“Happy Anniversary,” she says in a dull tone, as if announcing the time or the weather or any other mundane piece of information.
He breaks away from his book, the first time in a solid hour, and looks at her. Watching her settle a small plate of cupcakes in front of him, he waits, choosing his words carefully. “I’m sorry? What was it you said?”
“Happy anniversary,” she repeats, pretending not to notice his quick decision to pretend not hearing her the first time. “Six years ago today we went on our first date.” She speaks the words in a matter-of-fact tone, like a newscaster casually breaking the news that the local sports team lost or that the stock market tanked during the day’s trading. “Can you believe it?” she asks, not caring to hear his answer. “It’s crazy, right? How fast time goes by.”
Agreeing, he nods out of habit. “It is,” he says, working hard to conceal his disappointed surprise. “It really is. I guess it’s true what they say.”
“What’s that?” she asks quickly, hoping to catch him off guard.
“Oh, you know,” he says, “the older you get, the faster time goes by.”
Together on the porch, bathing in another setting sun, she settles down onto the outdoor couch, making sure not an inch of her skin comes into contact with his. “My grandparents used to say the same thing,” she laments, wishing her grandparents were still alive, wishing that the last six years had not gone by, wishing that anything could be salvaged from this obvious lie. “I can still hear them, ya know? I can hear my grandpa telling me, ‘It goes by so fast.'” She forces herself to laugh, though it’s the last thing in the world she’d like to do. Inside her lungs, an eternal scream of frustration blooms. “And now here we are,” she says, ignoring the emotion boiling inside of her. “We’re just like them, aren’t we?”

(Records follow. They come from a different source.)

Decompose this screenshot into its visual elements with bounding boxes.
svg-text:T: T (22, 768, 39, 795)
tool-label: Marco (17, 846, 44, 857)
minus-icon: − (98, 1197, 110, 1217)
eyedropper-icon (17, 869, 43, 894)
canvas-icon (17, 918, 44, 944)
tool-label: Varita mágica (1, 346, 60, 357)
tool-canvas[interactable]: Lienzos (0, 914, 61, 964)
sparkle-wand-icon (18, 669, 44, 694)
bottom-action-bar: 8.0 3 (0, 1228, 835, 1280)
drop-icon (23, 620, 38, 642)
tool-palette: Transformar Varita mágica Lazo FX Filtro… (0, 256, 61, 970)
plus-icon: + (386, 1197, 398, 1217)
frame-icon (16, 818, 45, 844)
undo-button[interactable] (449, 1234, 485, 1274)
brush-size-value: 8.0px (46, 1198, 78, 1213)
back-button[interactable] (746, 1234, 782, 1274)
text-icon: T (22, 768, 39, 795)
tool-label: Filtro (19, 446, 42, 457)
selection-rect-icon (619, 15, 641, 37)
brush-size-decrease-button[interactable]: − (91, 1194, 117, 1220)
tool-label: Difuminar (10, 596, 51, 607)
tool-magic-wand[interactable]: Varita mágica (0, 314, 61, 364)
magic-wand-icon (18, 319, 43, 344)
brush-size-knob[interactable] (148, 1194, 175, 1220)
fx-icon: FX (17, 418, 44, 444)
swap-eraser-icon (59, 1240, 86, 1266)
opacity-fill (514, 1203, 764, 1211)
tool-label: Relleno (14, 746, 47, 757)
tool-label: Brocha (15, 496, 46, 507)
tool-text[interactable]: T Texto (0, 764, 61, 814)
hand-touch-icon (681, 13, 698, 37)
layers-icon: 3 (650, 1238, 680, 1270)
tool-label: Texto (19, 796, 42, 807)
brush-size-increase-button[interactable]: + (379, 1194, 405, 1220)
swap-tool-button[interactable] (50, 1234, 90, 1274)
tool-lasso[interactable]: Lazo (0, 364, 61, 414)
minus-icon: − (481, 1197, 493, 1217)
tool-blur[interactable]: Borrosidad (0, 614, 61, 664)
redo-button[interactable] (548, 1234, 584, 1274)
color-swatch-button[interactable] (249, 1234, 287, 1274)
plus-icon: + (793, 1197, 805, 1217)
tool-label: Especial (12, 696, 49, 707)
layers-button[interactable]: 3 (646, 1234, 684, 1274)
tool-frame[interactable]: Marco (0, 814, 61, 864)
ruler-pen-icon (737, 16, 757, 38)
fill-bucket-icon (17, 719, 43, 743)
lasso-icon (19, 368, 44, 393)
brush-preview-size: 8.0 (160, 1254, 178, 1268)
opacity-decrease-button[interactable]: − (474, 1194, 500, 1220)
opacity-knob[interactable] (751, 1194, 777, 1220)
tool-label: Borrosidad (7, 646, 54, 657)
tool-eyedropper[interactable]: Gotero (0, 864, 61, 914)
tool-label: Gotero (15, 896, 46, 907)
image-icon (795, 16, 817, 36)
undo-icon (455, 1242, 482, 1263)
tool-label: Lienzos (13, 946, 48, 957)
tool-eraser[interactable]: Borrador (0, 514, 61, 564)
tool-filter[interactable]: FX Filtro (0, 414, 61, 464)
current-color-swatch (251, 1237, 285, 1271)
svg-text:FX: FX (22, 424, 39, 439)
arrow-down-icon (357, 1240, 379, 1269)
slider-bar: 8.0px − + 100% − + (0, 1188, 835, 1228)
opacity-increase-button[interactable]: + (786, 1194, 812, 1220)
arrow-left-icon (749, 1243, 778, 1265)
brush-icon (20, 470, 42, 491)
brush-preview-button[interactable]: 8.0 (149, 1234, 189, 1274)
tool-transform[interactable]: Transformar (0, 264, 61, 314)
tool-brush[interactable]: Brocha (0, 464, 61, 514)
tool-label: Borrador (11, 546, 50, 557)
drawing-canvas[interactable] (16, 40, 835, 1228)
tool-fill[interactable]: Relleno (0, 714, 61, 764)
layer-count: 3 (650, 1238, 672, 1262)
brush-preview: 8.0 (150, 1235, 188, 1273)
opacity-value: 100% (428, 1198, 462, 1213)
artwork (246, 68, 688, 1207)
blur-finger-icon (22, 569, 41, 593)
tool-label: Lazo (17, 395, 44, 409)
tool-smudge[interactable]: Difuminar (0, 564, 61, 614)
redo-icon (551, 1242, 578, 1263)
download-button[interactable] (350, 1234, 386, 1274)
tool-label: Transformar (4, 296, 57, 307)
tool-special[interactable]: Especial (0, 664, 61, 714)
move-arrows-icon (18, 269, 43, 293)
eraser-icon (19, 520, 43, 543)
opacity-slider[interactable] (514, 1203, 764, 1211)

He glances at her and catches her gaze. It’s a look he’s seen a thousand times before, and like always, he ignores it again. She’s just pining, he thinks. She’s just wishing our lives would go the same way theirs did. It’s normal, he reassures himself. Most girls want to live out the fairy tales of their parents or grandparents lives. It doesn’t matter that times have changed. It doesn’t matter that my love has drifted and died and blown away. That’s how love was back in those days. Passive, obligatory and altogether pointless.
“Don’t you think?” she asks, urging his reply. “I mean, can you believe my grandparents were married before they were both nineteen? And here we are, ‘so mature’ as my mom likes to say, taking our time and making sure everything is just right.”

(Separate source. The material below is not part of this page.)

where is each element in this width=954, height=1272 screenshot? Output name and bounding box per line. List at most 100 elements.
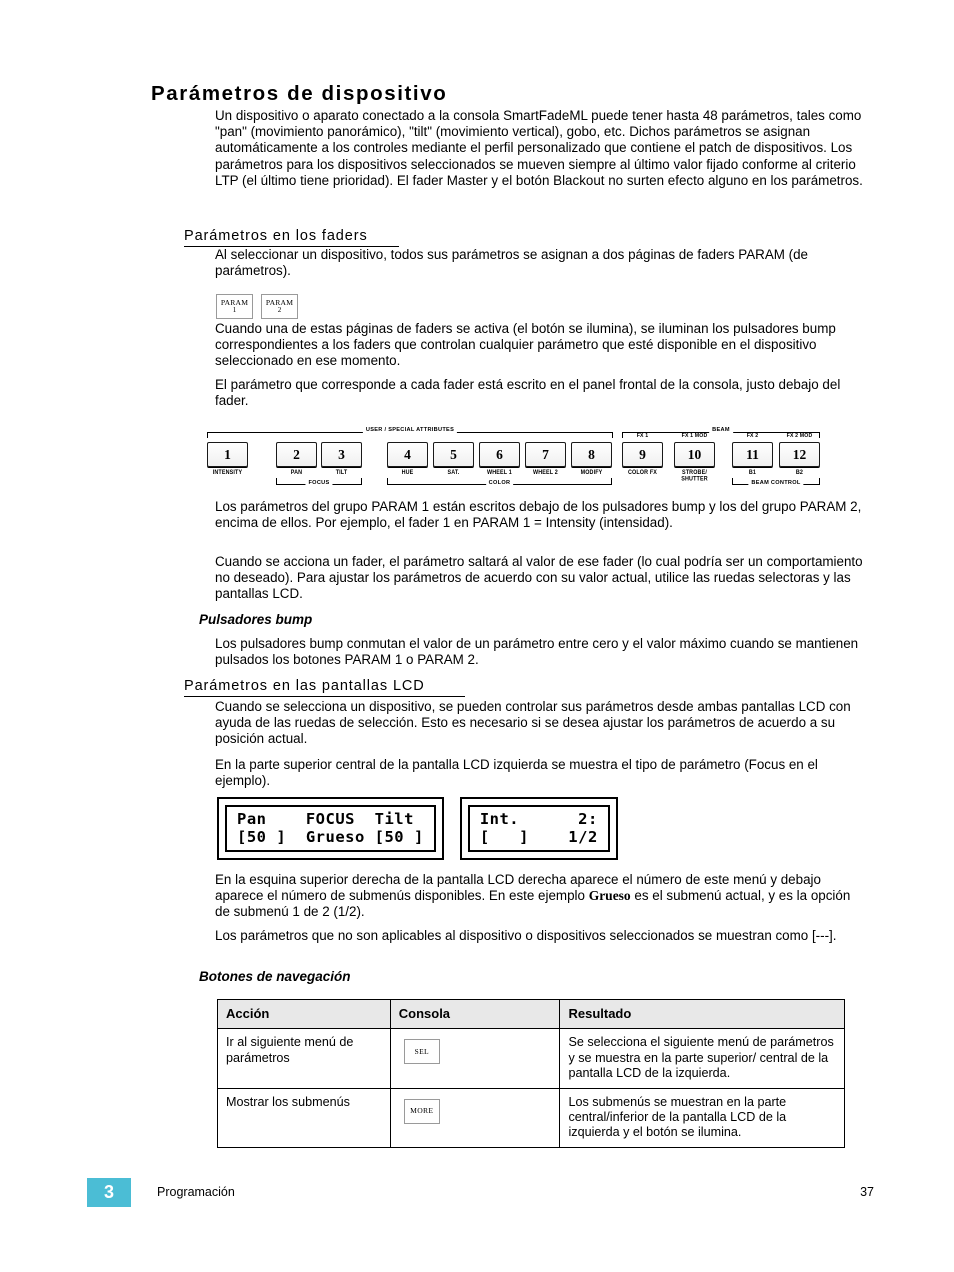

He closes his book, his thumb holding the page to which he’ll soon return, and looks at her. “What a different time it was back then, wasn’t it,” he asks, his question the tried and true way of disarming her intentions, her implications, her every attempt to pressure the situation.

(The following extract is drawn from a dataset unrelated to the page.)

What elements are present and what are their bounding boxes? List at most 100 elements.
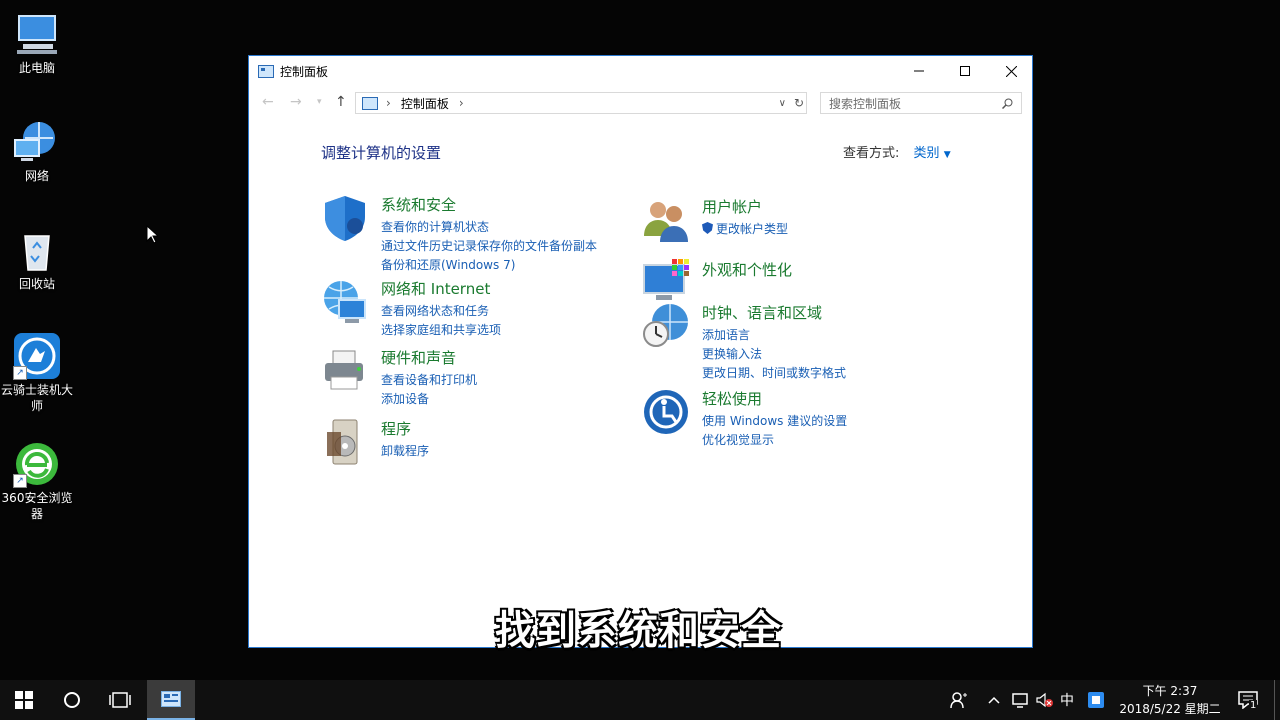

Disappointed yet again, she smiles. “It was,” she says, not agreeing in the slightest. “It really was. Still,” she tries, “six years is pretty impressive.”
“It is,” he says, opening the book to its saved page again. “We’ve been dating longer than some of my friends have been married.”
She doesn’t look in his direction, and she doesn’t say a thing. Instead, she simply nods in hateful spite. She nods, taking the words as a brutal strike against her character and her potentiality of being a wife. “Yeah, those poor things,” she agrees in a dry tone. “It must be hard, their marriage not working out. They must feel so disappointed.”
“They must,” he says, already forgetting the topic of conversation, his book regaining dominance in his mind. “Such a horrible situation,” he says as he turns another page.
She looks over at him, disdain filling her eyes, and unwraps a cupcake. Taking a bite, the taste is sweet and bitter and absolutely disgusting, filling her mouth with six years of rot.